The main provisions of the Consumer Rights Act 2015 (CRA) are now in force.  The CRA aims to consolidate, modernise and simplify consumer protection law in the UK.  In particular, the CRA introduces reforms to the law on unfair terms in consumer contracts.  It also reforms the rights and remedies relating to services provided to consumers.

Although the often stricter Financial Conduct Authority rules will continue to apply, the changes introduced by the CRA will affect financial services.  In particular, firms will need to ensure that their terms and conditions, and their communications with customers, comply with the CRA.

The CRA applies to contracts and communications between a “trader” (which includes businesses providing services) and a “consumer”.  Among the main changes of relevance to financial services are:

Consumer contracts for services

  • Service contracts must be performed with reasonable skill and care.
  • If not otherwise agreed, the price the consumer pays for services must be reasonable and the services must be performed within a reasonable time.
  • Anything said or written to a consumer, and which is taken into account by the consumer when deciding to enter into the contract or when making a decision about the service after conclusion of the contract, is treated as a term of the contract.  However, a trader will be able to qualify such statements, preventing the consumer from claiming that the statement was taken into account.
  • In addition to existing remedies (such as an action for damages), the consumer is entitled to require repeat performance of a service where it does not conform to a contract, either because it is not performed with reasonable skill and care or because it is does conform to the information about it which was given to the consumer.  Where repeat performance is not possible, or the service is not performed within a reasonable time, the consumer is entitled to a reduction in price.

Unfair terms

  • The general rules about fairness of contractual terms remain unchanged.  A term is unfair if, contrary to the requirements of good faith, it causes a significant imbalance in the parties’ rights and obligations to the detriment of the consumer.
  • Terms may not be assessed for fairness to the extent that they specify the main subject matter of the contract or to the extent that the assessment is of the appropriateness of the price.  But contract terms on subject matter and price are only exempt from the fairness test if they are transparent and prominent. Transparent means in plain and intelligible language and, if written, legible.  Prominent means brought to the consumer’s attention in such a way that the average consumer would be aware of the term.
  • All written terms of a contract must be transparent.
  • The ‘Grey List’ of terms which may be unfair now includes:
  1. terms which provide for disproportionately high charges where the consumer decides not to conclude or perform the contract, or for services which have not been supplied;
  2. terms which allow the trader to determine the characteristics of the subject matter after the consumer is bound; and
  3. terms which allow the trader to determine the price after the consumer is bound.
  • Contracts which are secondary to a main contract (e.g. agreements made after, before or in addition to the main contract) are covered by the rules.
  • The ‘fairness’ test has been extended to consumer notices (e.g. promotions and renewal notices) which either relate to the rights and obligations between a trader and a consumer, or which purport to exclude or restrict a trader’s liability to a consumer.  Consumer notices must be transparent.  Terms in consumer notices which are unfair are not binding on the consumer.
  • In proceedings before it which relate to a consumer contract, a court is under a duty to consider the fairness of the contract even if the issue of fairness is not raised by either party.

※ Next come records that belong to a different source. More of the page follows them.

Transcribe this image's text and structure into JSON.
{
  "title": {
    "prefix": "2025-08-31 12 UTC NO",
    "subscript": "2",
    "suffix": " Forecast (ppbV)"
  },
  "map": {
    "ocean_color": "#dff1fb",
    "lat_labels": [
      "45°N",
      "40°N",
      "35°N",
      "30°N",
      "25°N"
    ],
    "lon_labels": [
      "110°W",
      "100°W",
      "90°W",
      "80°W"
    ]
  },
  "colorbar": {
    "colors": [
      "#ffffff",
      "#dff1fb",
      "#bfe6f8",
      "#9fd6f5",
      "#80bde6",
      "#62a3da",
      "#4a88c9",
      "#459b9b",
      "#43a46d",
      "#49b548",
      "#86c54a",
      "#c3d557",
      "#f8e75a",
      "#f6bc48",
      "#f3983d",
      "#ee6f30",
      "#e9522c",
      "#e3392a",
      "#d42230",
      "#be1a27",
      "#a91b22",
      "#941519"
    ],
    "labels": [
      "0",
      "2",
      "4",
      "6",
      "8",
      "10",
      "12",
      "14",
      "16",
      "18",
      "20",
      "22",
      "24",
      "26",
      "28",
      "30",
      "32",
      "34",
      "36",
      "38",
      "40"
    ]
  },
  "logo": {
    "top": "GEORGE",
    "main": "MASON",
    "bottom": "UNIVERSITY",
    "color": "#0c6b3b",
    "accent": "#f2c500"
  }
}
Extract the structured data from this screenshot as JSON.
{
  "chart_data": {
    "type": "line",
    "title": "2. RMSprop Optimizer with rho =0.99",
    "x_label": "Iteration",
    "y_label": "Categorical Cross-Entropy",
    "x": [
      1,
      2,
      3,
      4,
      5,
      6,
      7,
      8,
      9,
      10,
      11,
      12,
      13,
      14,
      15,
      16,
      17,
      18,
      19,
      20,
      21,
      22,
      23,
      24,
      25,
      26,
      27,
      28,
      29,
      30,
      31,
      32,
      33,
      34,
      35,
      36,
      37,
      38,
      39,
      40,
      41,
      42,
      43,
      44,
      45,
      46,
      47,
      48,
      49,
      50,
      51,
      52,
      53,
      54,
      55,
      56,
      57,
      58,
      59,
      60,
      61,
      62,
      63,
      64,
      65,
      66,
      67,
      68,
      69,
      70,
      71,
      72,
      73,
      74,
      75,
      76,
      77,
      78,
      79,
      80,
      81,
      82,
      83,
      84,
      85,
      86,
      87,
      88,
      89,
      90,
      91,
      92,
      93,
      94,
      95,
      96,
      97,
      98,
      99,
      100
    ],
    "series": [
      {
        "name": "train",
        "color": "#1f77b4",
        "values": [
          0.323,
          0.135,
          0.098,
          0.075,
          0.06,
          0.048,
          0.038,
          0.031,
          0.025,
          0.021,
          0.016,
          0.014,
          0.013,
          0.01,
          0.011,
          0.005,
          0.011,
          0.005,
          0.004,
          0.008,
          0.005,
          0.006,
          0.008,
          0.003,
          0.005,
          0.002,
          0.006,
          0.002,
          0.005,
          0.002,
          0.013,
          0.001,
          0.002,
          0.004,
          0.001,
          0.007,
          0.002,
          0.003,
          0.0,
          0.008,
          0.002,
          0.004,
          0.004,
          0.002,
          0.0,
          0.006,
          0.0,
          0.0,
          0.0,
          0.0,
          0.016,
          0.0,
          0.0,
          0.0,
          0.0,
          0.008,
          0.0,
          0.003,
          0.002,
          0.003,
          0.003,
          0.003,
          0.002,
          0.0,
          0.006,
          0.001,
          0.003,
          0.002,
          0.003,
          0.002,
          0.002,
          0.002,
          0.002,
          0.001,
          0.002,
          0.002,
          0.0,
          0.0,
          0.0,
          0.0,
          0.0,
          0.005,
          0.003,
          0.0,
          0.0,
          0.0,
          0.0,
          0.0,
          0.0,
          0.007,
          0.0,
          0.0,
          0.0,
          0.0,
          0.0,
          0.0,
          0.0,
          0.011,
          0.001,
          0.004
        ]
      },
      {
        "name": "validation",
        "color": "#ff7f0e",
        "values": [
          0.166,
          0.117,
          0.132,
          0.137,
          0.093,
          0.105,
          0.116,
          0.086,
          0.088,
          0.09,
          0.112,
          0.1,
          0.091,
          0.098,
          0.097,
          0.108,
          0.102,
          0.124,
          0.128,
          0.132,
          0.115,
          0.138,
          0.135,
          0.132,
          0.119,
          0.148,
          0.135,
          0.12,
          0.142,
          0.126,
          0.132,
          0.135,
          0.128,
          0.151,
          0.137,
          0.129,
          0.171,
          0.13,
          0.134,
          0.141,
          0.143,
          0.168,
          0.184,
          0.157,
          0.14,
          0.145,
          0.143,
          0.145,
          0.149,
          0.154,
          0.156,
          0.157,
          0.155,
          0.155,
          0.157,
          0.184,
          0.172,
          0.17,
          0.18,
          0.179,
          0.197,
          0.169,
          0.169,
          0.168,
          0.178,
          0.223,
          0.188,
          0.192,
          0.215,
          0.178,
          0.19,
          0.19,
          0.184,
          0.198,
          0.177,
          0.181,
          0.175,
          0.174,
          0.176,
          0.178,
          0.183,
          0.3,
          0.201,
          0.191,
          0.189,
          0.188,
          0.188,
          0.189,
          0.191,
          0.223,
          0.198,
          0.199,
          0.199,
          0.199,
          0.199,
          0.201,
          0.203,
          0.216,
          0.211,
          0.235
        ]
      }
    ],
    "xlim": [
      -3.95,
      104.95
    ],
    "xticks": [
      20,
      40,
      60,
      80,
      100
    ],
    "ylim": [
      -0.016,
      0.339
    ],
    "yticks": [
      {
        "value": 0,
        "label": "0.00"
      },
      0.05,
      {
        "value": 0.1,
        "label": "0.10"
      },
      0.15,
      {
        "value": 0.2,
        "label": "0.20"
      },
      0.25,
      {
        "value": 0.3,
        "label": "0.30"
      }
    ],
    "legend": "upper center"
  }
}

Impact on financial services

The simplification and clarification of UK consumer law by the CRA should be welcomed by consumers and businesses alike.  It is hoped that disputes will become rarer, or at least easier to resolve.

However, the CRA is likely to have important consequences for financial services firms.  In particular, firms will need to be vigilant that they are not unintentionally bound by written and oral statements made by or on their behalf to consumers.  Both their employees and agents will need to be alerted to the risks and trained accordingly.  Websites, advertising and marketing materials will need to be carefully worded. 

Firms’ processes and procedures, for example telephone scripts and complaint handling, will need to be reviewed.

If they have not done so already, it will be important that firms review and, if appropriate, amend their current terms and conditions to ensure that they comply with the new law.  Consideration must be given to the transparency and prominence of contract terms.  The terms of consumer notices will require similar scrutiny.